Weingut und Weinstube Schmid in Ballrechten (Markgräfler Land)


Das Schmid’sche Anwesen in der Weinstraße in Ballrechten kann auf eine lange, traditionsreiche Geschichte blicken. Schon um 1800 wurde der Gutshof errichtet. Der Gutshof gehörte ehedem zum Kloster St. Trudpert und wird bereits 1316 im Tennenbacher Güterbuch als Lehensgut dieses Klosters erwähnt.

In der zweiten Hälfte des 19. Jahrhunderts gehörte der Hof dem aus Grunern stammenden Franz Josef Riesterer (1826–1908), von Beruf Ökonom und 36 Jahre Bürgermeister von Ballrechten.

Durch den frühen Tod des Sohnes wurde die Leitung des Anwesens dem Großneffen Josef Wilhelm Schmid aus Tunsel anvertraut, der ein überaus begabter Landwirt war. Seither liegt das Schicksal des Gutes bei der Familie Schmid in guten Händen.

1935 übernimmt Joseph Schmid (1907–1968) mit seiner Frau Lydia (1913–1989) den Hof.
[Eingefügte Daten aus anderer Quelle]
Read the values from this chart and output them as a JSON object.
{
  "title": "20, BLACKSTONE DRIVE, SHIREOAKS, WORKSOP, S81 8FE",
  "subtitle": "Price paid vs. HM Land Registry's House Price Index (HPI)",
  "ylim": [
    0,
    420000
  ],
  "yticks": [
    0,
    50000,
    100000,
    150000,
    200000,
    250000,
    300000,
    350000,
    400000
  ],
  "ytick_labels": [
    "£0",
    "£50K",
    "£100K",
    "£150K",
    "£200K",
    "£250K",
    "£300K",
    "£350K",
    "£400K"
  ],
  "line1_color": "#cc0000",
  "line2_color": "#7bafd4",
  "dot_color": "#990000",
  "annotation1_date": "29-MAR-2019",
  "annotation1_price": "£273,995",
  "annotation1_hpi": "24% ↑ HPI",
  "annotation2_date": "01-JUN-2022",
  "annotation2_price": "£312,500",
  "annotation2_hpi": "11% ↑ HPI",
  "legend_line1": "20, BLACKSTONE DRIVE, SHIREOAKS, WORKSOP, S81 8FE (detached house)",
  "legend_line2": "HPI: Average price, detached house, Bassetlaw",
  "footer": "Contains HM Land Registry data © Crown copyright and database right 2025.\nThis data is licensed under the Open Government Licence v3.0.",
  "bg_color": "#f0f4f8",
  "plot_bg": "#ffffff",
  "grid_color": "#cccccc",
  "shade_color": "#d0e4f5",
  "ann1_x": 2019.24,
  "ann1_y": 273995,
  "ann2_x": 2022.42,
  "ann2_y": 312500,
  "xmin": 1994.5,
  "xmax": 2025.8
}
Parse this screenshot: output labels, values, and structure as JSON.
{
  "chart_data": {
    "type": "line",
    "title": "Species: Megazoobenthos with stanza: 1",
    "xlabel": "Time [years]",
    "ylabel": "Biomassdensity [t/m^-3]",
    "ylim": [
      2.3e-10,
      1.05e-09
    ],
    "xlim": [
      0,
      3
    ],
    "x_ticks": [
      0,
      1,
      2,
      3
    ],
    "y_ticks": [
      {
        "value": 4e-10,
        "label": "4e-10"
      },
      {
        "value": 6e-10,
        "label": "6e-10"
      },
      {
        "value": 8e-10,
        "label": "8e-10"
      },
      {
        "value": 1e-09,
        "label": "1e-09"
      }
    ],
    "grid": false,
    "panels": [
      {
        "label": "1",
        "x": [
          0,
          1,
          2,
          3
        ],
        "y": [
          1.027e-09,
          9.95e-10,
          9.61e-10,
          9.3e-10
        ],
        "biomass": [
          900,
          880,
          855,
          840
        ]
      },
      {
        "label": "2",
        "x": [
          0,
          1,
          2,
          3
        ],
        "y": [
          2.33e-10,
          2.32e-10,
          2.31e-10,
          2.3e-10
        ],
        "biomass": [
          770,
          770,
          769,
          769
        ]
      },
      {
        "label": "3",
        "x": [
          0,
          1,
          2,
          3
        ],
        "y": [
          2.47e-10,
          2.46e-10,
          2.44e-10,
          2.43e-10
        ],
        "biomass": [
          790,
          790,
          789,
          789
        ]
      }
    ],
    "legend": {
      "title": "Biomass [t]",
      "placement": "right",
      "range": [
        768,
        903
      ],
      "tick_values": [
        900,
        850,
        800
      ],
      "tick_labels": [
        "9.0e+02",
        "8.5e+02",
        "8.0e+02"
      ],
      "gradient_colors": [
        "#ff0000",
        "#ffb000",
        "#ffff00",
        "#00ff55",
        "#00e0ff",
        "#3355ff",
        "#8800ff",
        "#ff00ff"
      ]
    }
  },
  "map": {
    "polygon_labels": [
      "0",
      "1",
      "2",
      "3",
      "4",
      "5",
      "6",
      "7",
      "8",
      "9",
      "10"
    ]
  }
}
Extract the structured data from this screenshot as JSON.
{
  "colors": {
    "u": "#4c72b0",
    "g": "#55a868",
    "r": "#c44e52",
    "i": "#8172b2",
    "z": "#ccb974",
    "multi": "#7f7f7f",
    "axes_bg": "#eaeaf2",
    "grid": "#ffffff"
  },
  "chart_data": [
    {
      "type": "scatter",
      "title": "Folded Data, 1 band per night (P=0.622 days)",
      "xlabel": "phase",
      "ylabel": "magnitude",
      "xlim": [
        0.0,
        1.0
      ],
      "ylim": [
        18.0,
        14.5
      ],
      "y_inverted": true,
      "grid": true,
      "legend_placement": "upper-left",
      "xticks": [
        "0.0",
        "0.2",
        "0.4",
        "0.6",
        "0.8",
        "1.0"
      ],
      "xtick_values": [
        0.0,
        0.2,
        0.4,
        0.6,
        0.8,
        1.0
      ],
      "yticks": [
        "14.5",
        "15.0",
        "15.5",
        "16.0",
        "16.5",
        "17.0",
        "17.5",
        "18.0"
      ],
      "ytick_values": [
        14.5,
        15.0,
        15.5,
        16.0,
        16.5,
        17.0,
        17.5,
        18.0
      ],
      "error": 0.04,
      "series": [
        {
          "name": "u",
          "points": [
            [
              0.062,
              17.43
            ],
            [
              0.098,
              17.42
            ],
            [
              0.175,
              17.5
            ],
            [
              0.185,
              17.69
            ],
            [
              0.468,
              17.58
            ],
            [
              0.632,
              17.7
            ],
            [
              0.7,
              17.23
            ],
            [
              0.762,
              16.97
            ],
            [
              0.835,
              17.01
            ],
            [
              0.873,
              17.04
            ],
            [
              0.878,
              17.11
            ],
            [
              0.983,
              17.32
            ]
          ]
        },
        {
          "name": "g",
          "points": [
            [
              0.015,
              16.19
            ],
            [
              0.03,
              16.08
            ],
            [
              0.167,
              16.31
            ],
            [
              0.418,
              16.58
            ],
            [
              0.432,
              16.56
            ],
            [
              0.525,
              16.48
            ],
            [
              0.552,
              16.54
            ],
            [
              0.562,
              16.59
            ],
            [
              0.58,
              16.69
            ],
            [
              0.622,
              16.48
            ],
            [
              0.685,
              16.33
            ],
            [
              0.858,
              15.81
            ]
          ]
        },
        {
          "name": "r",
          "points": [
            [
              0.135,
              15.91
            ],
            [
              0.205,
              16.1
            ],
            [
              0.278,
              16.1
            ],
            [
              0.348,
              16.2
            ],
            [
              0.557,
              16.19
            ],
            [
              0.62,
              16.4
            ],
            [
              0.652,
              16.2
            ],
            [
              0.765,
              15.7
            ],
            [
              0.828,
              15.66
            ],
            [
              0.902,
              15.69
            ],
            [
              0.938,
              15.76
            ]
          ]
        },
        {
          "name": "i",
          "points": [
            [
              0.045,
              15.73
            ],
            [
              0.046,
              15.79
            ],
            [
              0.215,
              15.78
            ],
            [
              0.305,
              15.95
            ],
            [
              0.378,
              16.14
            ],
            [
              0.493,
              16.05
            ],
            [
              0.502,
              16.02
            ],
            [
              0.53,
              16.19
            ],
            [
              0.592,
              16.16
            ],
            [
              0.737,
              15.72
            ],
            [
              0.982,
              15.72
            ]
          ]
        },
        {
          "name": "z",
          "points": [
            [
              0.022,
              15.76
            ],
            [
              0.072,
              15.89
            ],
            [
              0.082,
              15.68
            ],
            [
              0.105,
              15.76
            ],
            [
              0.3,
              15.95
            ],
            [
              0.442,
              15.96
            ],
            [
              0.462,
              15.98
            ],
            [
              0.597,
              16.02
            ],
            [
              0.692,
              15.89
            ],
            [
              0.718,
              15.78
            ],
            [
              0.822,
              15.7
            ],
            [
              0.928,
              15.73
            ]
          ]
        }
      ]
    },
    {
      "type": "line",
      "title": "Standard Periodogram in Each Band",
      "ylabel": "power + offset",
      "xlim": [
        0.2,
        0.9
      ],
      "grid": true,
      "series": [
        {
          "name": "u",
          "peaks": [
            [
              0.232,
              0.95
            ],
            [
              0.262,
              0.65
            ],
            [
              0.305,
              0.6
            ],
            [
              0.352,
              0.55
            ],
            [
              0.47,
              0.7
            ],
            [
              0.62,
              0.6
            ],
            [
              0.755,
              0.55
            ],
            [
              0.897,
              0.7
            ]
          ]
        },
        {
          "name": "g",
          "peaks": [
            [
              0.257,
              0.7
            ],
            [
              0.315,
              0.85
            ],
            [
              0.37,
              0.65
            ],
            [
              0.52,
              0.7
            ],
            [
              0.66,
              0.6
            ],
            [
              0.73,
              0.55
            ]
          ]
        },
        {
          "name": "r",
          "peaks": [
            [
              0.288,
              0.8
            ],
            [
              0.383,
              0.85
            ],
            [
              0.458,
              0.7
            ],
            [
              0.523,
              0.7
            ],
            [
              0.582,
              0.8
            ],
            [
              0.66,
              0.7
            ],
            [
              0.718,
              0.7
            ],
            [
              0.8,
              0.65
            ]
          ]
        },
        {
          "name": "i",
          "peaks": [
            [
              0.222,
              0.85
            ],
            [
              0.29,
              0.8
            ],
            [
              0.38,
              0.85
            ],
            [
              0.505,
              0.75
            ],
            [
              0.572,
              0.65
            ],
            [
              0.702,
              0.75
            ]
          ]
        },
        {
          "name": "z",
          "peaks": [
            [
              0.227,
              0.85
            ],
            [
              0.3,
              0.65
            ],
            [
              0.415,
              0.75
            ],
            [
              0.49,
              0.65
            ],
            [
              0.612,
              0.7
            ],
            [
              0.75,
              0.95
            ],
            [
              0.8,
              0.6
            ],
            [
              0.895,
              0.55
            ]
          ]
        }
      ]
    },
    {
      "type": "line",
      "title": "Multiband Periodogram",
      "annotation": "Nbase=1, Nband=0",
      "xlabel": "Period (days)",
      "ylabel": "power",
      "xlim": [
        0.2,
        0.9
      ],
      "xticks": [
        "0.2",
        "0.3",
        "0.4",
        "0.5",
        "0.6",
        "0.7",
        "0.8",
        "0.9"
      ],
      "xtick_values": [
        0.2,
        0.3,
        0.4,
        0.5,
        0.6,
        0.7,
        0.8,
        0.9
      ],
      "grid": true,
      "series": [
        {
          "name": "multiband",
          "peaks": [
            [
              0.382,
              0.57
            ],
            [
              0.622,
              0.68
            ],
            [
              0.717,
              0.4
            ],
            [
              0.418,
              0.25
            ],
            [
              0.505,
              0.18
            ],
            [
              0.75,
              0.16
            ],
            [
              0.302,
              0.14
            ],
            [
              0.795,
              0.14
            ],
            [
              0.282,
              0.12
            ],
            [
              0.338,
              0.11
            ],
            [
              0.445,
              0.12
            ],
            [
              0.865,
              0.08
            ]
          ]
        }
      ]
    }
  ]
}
Noch im Dezember 1936 stellt Josef Schmid einen Antrag an das Bürgermeisteramt Ballrechten um Erteilung der Konzession für den Weinhandel, die er auch erhält. 1947 pflanzt er den ersten Müller-Thurgau (Riesling–Silvaner) an. Bis dahin standen nur Gutedel und etwas Silvaner im Anbau.


Im Jahre 1952 können die Eheleute Schmid die Geburt ihres siebten Kindes feiern. Die Namen der Kinder sind: Elisabeth, Barbara, Klara, Josef Emil, Gertrud, Emma Pauline und Paul.

Zu den Kindern gesellen sich auch neue Weinsorten: Ruländer und Gewürztraminer. Um 1960 beginnt die Anpflanzung von Gelbem Muskateller, was die Aufgeschlossenheit im Hause Schmid wieder einmal unter Beweis stellt.

1964 folgt der rote Spätburgunder, der erst als Weißherbst aber ab 1969 auch als Rotwein ausgebaut wird. Der Anbau von Riesling datiert 1983. Josef und Lydia Schmid eröffnen 1962 zum vorhandenen Weingut eine Weinstube.


Seit 1966 gibt es die allseits bekannten Hähnchenspezialitäten.
Dadurch wurde der Name Hähnle-Schmid publik.
Die Hähnchen stammen aus freier Aufzucht – freilaufend – und werden in vielerlei leckeren Variationen angeboten.

Brat- und Räucherhähnchen, Hahn in Rieslingssauce, Hähnchenkeule in Rosmarienschaum, frische Geflügelleber mit Rösti oder gefüllte Hähnchenbrust und Winzerfondue. Aber auch zünftige Vesper, selbstgebackenes Brot, regionale Küche und vegetarische Speisen sind in der reichhaltigen Speisekarte zu finden. Im Ausschank befindet sich die gesamte Palette der gutseigenen Weine.



1996 kann Jubiläum gefeiert werden: 30 Jahre hauseigene Hähnchenaufzucht. Ein eigens eingerichteter Weinprobier-
und Verkaufsraum bietet jedem Weinfreund Gelegenheit zum Verkosten und fachkundigem Gespräch. Familie Schmid baut ausschließlich eigenes Lesegut der Einzellage Castellberg aus. Die hauseigene Brennerei bietet Schnäpse vom Hefeschnaps bis zum Himbeergeist und Marc vom Spätburgunder, nach alter Tradition gebrannt.

Noch heute, nach dem die Kinder die hauseigenen Traditionen weiter führen, spürt jeder Gast die Herzlichkeit der Familie und die Sorgfältigkeit mit der alle Speisen und Getränke erzeugt und zubereitet werden.